Je suis la Liberté! La Liberté!

(‘I greet you, hospitable land, / where misfortune found protection / from a free people displaying their banner. / I came to celebrate the constitution. // Valiant Allobroges! In your green countryside / grant me always refuge and security; / for I love to breathe the pure air of your mountains. / I am Liberty! Liberty!’)
24
This song was not sung in Piedmont.

Yet nationalism, whether French or Italian, did not enjoy a monopoly on the political spectrum. Conservatism was also strong, and a long struggle between monarchists and republicans was only just beginning. Many people simply clung to the status quo, fearing a return to the turbulence of Napoleonic times. In both Piedmont and Savoy, a middle way appealed, combining the maintenance of the monarchy with a programme of gradual constitutional reform. In the peculiar arrangements of what officialdom now called
I Stati Sardi
, ‘the Sardinian States’, many Savoyards and Piemontesi felt that they could find common cause. Growing currency was given to the concept of ‘the Subalpine Kingdom’ –
il Regno Subalpino
,
le Royaume Subalpin
.

The ‘king of Sardinia’ who returned from exile in 1815 was the fifth of his line to bear the royal title, and the fifth of eight ‘Sardinian’ monarchs in all. Vittorio Emanuele I (r. 1802–21) was the second son of the late Vittorio Amadeo III and had briefly been preceded during their exile by his elder brother, Carlo Emanuele IV (r. 1796–1802).
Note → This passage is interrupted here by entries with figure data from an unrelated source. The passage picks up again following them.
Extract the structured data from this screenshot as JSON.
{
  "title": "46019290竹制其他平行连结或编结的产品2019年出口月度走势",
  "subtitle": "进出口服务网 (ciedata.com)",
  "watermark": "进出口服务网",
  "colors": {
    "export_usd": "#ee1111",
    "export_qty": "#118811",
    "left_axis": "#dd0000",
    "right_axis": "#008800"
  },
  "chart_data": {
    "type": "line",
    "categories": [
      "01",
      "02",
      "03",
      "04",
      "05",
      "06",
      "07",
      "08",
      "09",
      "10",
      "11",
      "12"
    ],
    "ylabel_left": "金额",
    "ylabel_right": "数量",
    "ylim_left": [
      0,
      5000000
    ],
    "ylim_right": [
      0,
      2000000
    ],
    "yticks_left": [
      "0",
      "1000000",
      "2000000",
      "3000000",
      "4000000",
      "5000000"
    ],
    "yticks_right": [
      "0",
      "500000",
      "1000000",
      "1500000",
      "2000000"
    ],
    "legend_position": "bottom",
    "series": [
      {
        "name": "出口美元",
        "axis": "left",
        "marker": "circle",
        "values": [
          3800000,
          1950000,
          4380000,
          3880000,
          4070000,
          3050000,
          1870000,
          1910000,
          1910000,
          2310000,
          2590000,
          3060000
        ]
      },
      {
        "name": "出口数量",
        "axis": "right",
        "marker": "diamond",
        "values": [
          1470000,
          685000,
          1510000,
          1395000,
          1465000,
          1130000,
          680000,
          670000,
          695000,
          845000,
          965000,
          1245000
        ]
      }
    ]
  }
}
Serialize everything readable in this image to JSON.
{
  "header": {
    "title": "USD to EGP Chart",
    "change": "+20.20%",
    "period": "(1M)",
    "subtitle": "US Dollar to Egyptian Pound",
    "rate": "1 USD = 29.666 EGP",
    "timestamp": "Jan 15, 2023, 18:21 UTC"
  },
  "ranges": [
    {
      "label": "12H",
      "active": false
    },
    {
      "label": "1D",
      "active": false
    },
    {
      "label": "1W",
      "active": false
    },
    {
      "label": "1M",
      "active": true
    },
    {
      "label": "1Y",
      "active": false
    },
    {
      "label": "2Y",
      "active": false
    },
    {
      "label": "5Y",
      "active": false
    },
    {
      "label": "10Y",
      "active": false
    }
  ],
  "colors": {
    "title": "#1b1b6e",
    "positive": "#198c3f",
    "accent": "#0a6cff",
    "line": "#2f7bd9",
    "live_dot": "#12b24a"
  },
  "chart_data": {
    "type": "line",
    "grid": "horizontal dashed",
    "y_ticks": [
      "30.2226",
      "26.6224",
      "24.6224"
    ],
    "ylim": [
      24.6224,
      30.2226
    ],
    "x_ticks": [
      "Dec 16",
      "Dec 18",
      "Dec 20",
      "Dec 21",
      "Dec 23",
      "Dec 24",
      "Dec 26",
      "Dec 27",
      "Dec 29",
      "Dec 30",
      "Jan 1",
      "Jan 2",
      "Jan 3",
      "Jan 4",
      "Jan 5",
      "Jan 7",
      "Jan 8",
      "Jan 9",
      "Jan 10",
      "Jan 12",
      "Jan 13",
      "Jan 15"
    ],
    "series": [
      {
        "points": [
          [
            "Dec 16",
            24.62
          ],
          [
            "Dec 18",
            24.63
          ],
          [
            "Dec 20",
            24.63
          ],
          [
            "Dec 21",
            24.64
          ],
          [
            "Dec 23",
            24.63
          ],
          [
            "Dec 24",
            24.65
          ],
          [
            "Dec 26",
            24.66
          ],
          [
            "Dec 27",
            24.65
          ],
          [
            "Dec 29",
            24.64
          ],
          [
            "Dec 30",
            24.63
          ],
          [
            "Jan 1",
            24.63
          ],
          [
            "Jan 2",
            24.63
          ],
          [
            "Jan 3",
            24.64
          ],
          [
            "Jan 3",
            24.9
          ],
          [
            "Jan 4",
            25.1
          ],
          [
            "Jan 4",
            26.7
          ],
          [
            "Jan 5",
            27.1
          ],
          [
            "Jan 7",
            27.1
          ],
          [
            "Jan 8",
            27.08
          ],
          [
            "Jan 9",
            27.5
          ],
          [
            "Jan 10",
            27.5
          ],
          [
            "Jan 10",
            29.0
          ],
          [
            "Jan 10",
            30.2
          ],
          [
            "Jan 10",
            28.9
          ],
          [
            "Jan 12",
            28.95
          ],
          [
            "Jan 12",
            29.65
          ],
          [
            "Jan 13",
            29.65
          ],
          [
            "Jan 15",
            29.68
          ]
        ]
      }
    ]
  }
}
During his stay in Cagliari, he formed the Corps of Carabinieri, which remains a colourful feature of Italian life to this day. After the Congress of Vienna handed him the lands of the former Genoese Republic, he founded the Sardinian navy, which was henceforth based in the port of Genoa.

Carlo il Felice/Charles le Heureux/Félix (r. 1821–31) was the younger brother of his two predecessors. He was particularly proud of the Bourbon heritage of his mother, Maria Antonia, an infanta of Spain, and a zealous defender the royal prerogative. After the suppression of Santarosa’s rising, he was known to his subjects not as
Il Felice
, but as
Il Feroce
, ‘The Ferocious’.

His successor, Carlo Alberto (r. 1831–49), was less ferocious but not easily swayed by radical demands. He introduced a bureaucratic, paternalistic administration dubbed
Il Buon Governo
or ‘Good Rule’, and in 1834 ordered the suppression of the next attempted insurrection, in Turin, for which the young Giuseppe Mazzini (see below) was handed a death sentence. Carlo Alberto also took special pains to reassert the dynasty’s standing by restoring its monuments. He renovated the family mausoleum at Hautecombe and relaunched it as the prime symbol of the family’s continuity. The revolutionary wreckage at the abbey was removed, a grandiose Gothic church was erected on the ruins, and the ducal tombs were lovingly reconsecrated. A steamship service was introduced to take visitors back and forth to Aix-les-Bains, and in 1849 Carlo Alberto himself was buried there among his ancestors. The record of his self-proclaimed
Buon Governo
was not entirely negative. A memorial column erected in his honour still stands beside the Pont d’Arve at Bonneville.